Hayat… Geç kalmayı affetmiyor!
Hayat… Kimyasal reaksiyonlar veya bir dönüşümle sonuçlanan başka olaylar gibi bazı biyolojik süreçler gösteren organizmaların bir özelliği (Vikipedi).
Liste, evren boşluğunda yayıla yayıla uzar gider. Ben ise 34’üncü yaşıma sayılı günler kala bu yaş dilimine ait ‘hayat’ tanımımı yapacak olursam ve bunu tek bir kelimeye indirgeyeceksem; şans derim! Şansın iyisi de vardır kötüsü de. Şans -iyi ya da kötü- kimine göre kişinin kaderidir, kimine göre de kişinin tercihidir. “Hayat zor” diyen biri, her şeyi kolaylıkla elde etmiş olabilir. “Hayat kolay” diyen biri de henüz zorluk görmemiş olabilir. Tüm bu cümleler üzerine “hayat karmaşıkmış” sonucu da çıkarılabilir. Hayat, herkesin kendine göre yorumladığı, sentimental karmaşalarla dolu bir süreç. “Bu kadar felsefeye ne gerek var?” değil mi? Felsefe ve psikolojinin grift bir şekilde kurduğu sarmaldan yola çıkarak, “insan psikolojisine dair en iyi Türk filmlerinden biri olan, Çağan Irmak’ın Fikret Kuşkan’a ve Nejat İşler’e bambaşka bir boyut kazandırdığı “Mustafa Hakkında Her Şey” filmi, hayatı karmakarışıklaştırabiliyor… Karmakarışıklaştırabildiklerimizden misiniz?
Baş ucu albümler arasında yer alan Mor ve Ötesi‘nin 60’lık bir kasede sığdırdığı 2001 çıkışlı “Gül kendine” albümünün A kısmında dördüncü sırada yer alan “Hayat”, uzun süredir benimle. Bu birlikteliği perçinleyen Şarkının sonuna doğru dinginlik şöleni yaşatan yağmur sesiyle insanın içini adeta yıkayan “Hayat”, 2001’den 2021’e sadece rakamların değil, saç rengimin de değiştiğinin güzel bir yansıması.
Bu ara doğmamış çocuğuma ha bire isim belirliyorum. Ve bilinmezliğin büyüsüne hayranlığımdan olsa gerek her birini unisex isimlerden seçiyorum: Hayat… Güzel bir isim… Belki de yaşamakta olduğum hayat benim çocuğum. Belki de o çocuğun kendisi benim.
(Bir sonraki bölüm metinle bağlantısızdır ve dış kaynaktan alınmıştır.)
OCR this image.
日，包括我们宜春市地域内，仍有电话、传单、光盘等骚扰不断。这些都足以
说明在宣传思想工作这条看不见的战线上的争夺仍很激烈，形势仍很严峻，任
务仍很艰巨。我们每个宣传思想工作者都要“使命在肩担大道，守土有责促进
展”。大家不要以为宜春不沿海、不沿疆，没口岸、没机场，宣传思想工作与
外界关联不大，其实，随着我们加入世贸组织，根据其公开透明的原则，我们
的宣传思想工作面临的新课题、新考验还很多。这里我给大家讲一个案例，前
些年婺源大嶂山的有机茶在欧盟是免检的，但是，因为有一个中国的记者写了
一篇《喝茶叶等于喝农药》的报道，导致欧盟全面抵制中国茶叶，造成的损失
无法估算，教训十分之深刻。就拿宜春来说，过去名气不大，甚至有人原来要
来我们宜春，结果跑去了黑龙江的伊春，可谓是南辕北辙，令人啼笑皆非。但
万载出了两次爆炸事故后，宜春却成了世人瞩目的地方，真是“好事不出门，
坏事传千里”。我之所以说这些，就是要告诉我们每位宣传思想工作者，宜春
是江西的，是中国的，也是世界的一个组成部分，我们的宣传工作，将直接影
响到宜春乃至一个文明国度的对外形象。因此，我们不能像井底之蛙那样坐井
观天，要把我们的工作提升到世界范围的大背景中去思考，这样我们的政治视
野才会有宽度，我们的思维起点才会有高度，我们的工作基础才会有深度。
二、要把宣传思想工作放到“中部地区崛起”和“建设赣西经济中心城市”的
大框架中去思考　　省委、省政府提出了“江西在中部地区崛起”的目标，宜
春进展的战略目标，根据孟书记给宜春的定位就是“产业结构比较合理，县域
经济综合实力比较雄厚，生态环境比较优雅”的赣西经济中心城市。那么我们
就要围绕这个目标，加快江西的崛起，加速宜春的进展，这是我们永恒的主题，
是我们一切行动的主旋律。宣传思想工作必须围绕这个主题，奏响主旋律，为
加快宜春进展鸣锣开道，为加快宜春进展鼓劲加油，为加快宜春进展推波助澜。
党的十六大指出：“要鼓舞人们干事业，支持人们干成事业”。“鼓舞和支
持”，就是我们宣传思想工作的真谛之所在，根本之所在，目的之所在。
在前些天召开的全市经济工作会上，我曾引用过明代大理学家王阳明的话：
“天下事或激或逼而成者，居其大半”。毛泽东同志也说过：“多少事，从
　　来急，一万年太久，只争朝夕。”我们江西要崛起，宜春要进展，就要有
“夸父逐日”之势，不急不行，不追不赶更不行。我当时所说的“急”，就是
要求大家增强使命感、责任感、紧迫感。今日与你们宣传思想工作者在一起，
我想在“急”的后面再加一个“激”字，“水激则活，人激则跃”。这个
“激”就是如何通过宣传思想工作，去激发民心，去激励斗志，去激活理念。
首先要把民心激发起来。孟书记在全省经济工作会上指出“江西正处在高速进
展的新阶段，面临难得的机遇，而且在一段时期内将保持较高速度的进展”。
Büyüyen bir çocuk… Ve büyüdükçe sadeleşen bir hayat…
Ve hayat bazen “dur”, bazen ise “sus” diyor. Duruyorsun, durmuyor devam ediyorsun. Susuyorsun, yetmiyor söylüyorsun, söyleniyorsun… Çünkü yaşadığımız hayatlar buna çok müsait. Yaşa-mak fiilinden türetilen “yaşam” kelimesi de tam bu noktada, dönüp dolaşıp evrile çevrile “hayat” adını buluyor. Ve bu fiilin hakkını vermek gerek..
Uğraş didin farklı şeyler yapmak için
Üç kişi ya da beş kişi anlar
Ve zaman, ve zaman farklı yüzlerle
Bazen yanında bazen arkanda
Yalan diye bir şey yok
Gördük ama konuşmadık
Ve hayat her şey yolundayken dur dedi artık
Ve hayat herkes evindeyken dur dedi artık
Ve hayat, ki canına tak etmişti, sus dedi artık
Ve hayat…
Kırık düşler, aynı yalnızlık
Öyle azaldık ve yıprandık ki
Kafamız karışık, değişmek zor
Dünya yıkılsa anlamazlar
Ve hayat herkes evindeyken dur dedi artık
Ve hayat her şey yolundayken dur dedi artık
Ve hayat, ki canına tak etmişti, sus dedi artık
Ve hayat…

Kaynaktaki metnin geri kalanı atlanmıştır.